I have to wonder why Bella is so incredibly important and special.  She’s a brunette tabula rasa with a healthy libido and seemingly no bearing on anything, yet no vampiric powers such as mind reading work on her. Everyone wants her too; the vampires and werewolves all seem to want to either protect or kill her.  She is the One Ring of Stephanie Meyer’s series, yet no conceivable reason is given for her being so popular.  If there’s anything I want to see in this series, it’s a good reason for all of this.

The flowers are "meaningful", or something.

Eclipse continues to ramp up the stupidity of the series, this time employing a rather alarming amount of flashbacks to colonial times or whenever the hell most of the Cullens got turned.  As far as I can tell it’s never really explained why most of them got turned into vampires, but they did and it makes for “bonding” time between Bella and the individual members of the Cullen family. There’s also plenty of the stupid endless conversation between Edward and Bella that defines the series, as the couple lays in a field of purple flowers that apparently is part of some stupid motif that I can’t figure out.
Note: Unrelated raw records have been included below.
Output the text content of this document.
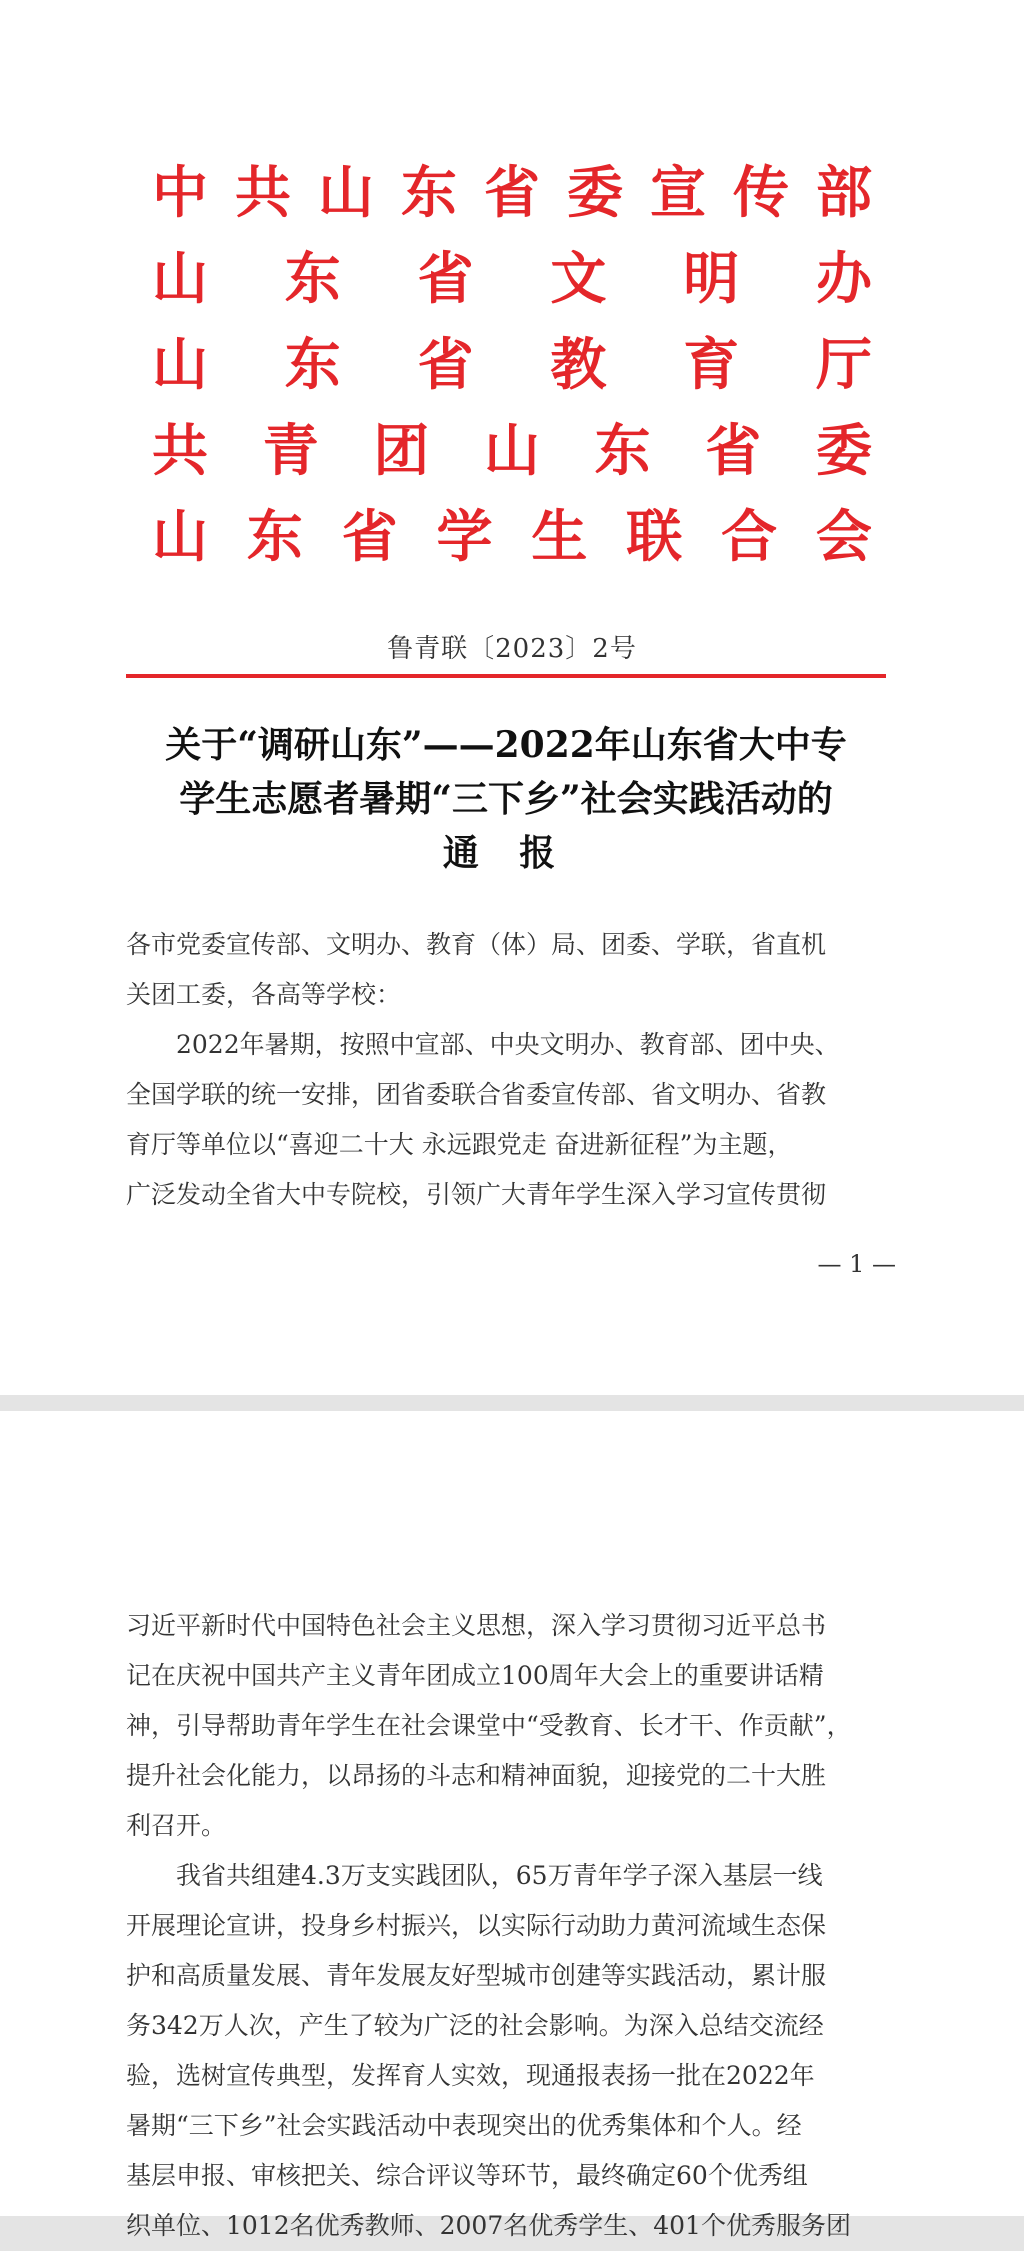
中 共 山 东 省 委 宣 传 部
山 东 省 文 明 办
山 东 省 教 育 厅
共 青 团 山 东 省 委
山 东 省 学 生 联 合 会
鲁青联〔2023〕2号
关于“调研山东”——2022年山东省大中专
学生志愿者暑期“三下乡”社会实践活动的
通 报

各市党委宣传部、文明办、教育（体）局、团委、学联，省直机

关团工委，各高等学校：

2022年暑期，按照中宣部、中央文明办、教育部、团中央、

全国学联的统一安排，团省委联合省委宣传部、省文明办、省教

育厅等单位以“喜迎二十大 永远跟党走 奋进新征程”为主题，

广泛发动全省大中专院校，引领广大青年学生深入学习宣传贯彻

— 1 —

习近平新时代中国特色社会主义思想，深入学习贯彻习近平总书

记在庆祝中国共产主义青年团成立100周年大会上的重要讲话精

神，引导帮助青年学生在社会课堂中“受教育、长才干、作贡献”，

提升社会化能力，以昂扬的斗志和精神面貌，迎接党的二十大胜

利召开。

我省共组建4.3万支实践团队，65万青年学子深入基层一线

开展理论宣讲，投身乡村振兴，以实际行动助力黄河流域生态保

护和高质量发展、青年发展友好型城市创建等实践活动，累计服

务342万人次，产生了较为广泛的社会影响。为深入总结交流经

验，选树宣传典型，发挥育人实效，现通报表扬一批在2022年

暑期“三下乡”社会实践活动中表现突出的优秀集体和个人。经

基层申报、审核把关、综合评议等环节，最终确定60个优秀组

织单位、1012名优秀教师、2007名优秀学生、401个优秀服务团
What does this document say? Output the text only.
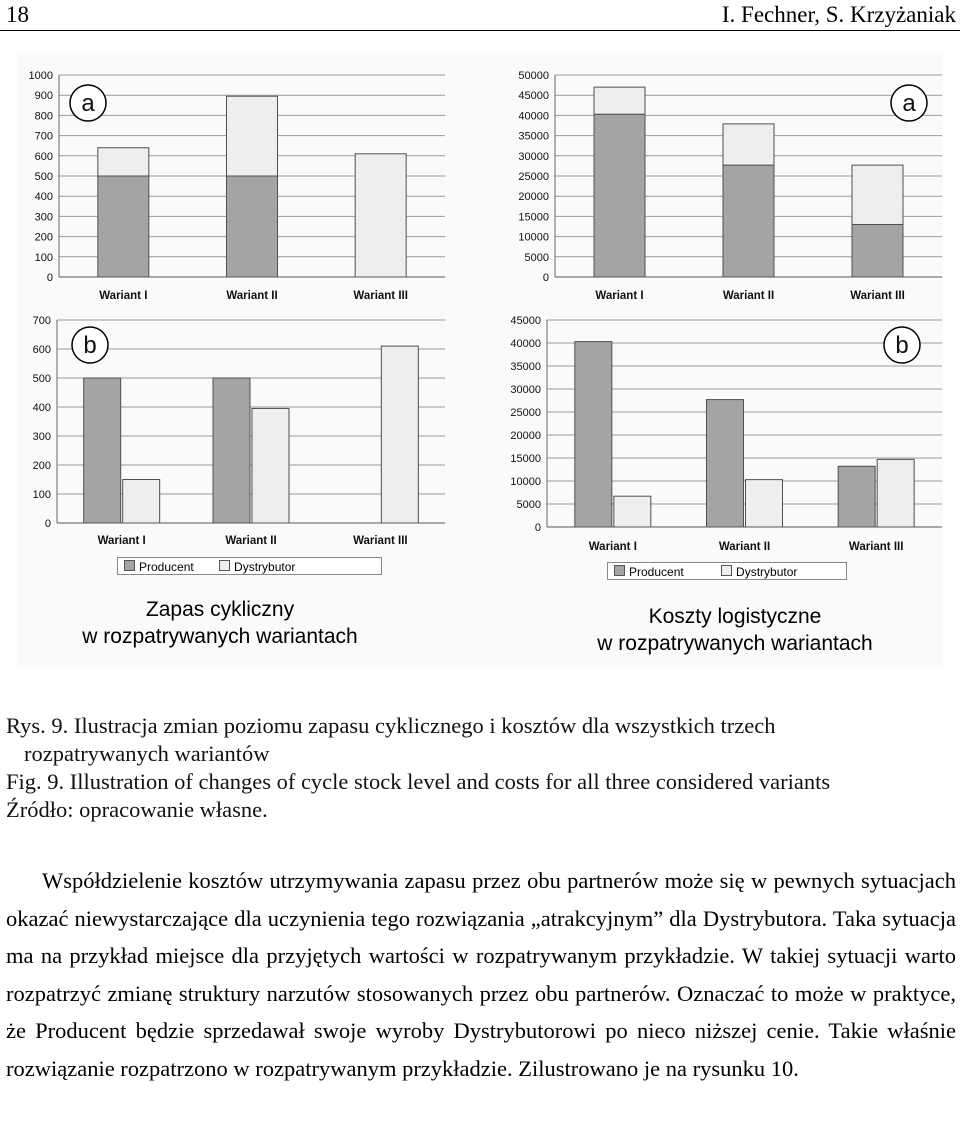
18	I. Fechner, S. Krzyżaniak
0
100
200
300
400
500
600
700
800
900
1000
Wariant I	Wariant II	Wariant III
a
0
5000
10000
15000
20000
25000
30000
35000
40000
45000
50000
Wariant I	Wariant II	Wariant III
a
0
100
200
300
400
500
600
700
Wariant I	Wariant II	Wariant III
b
0
5000
10000
15000
20000
25000
30000
35000
40000
45000
Wariant I	Wariant II	Wariant III
b
Producent	Dystrybutor	Producent	Dystrybutor
Zapas cykliczny
w rozpatrywanych wariantach
Koszty logistyczne
w rozpatrywanych wariantach
Rys. 9. Ilustracja zmian poziomu zapasu cyklicznego i kosztów dla wszystkich trzech
rozpatrywanych wariantów
Fig. 9. Illustration of changes of cycle stock level and costs for all three considered variants
Źródło: opracowanie własne.

Współdzielenie kosztów utrzymywania zapasu przez obu partnerów może się w pewnych sytuacjach okazać niewystarczające dla uczynienia tego rozwiązania „atrakcyjnym” dla Dystrybutora. Taka sytuacja ma na przykład miejsce dla przyjętych wartości w rozpatrywanym przykładzie. W takiej sytuacji warto rozpatrzyć zmianę struktury narzutów stosowanych przez obu partnerów. Oznaczać to może w praktyce, że Producent będzie sprzedawał swoje wyroby Dystrybutorowi po nieco niższej cenie. Takie właśnie rozwiązanie rozpatrzono w rozpatrywanym przykładzie. Zilustrowano je na rysunku 10.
The director’s chair is passed on once again, now with David Slade (director of the extremely dark and brutal vampire flick 30 Days of Night) up to bat. The decision to make Slade as the next director seems motivated to get some more people to see the movies, in that getting a darker tone for the series will attract more males.  Slade does indeed cut the crap and deliver a straightforward, darker entry with none of the artsy nonsense from the previous two films. Unfortunately, this comes with the tragic price of most of the other film’s enjoyable camp.  There’s some unintentional silliness here, but Slade more or less ditches it for a disappointingly serious installment. On the other hand, Slade’s experience with 30 Days of Night does lend him the skills to be able to deliver some refreshingly brutal action towards the end.  While it’s still as stupid as the confines of the series allow, there are still a couple of good shots of vampires getting their apparently porcelain heads ripped off and Victoria gets completely rocked by Edward.  Still though, I have lost a lot of respect for Slade for signing onto this stupid franchise.

They all have just one expression.

Only one more movie, and then I get a year’s reprieve to watch the manliest movies I can find and drink the most beer and eat the most steak I can muster. It’s been a thoroughly unpleasant experience thus far and the only comfort I can find is that you have all been entertained by my pain.  Breaking Dawn Part 1 tomorrow will be the culmination of my pain.  Since it’s in the theater I’ll have to make to with lots of popcorn with ALL OF THE BUTTER and no alcohol, so know that I’m doing this for you.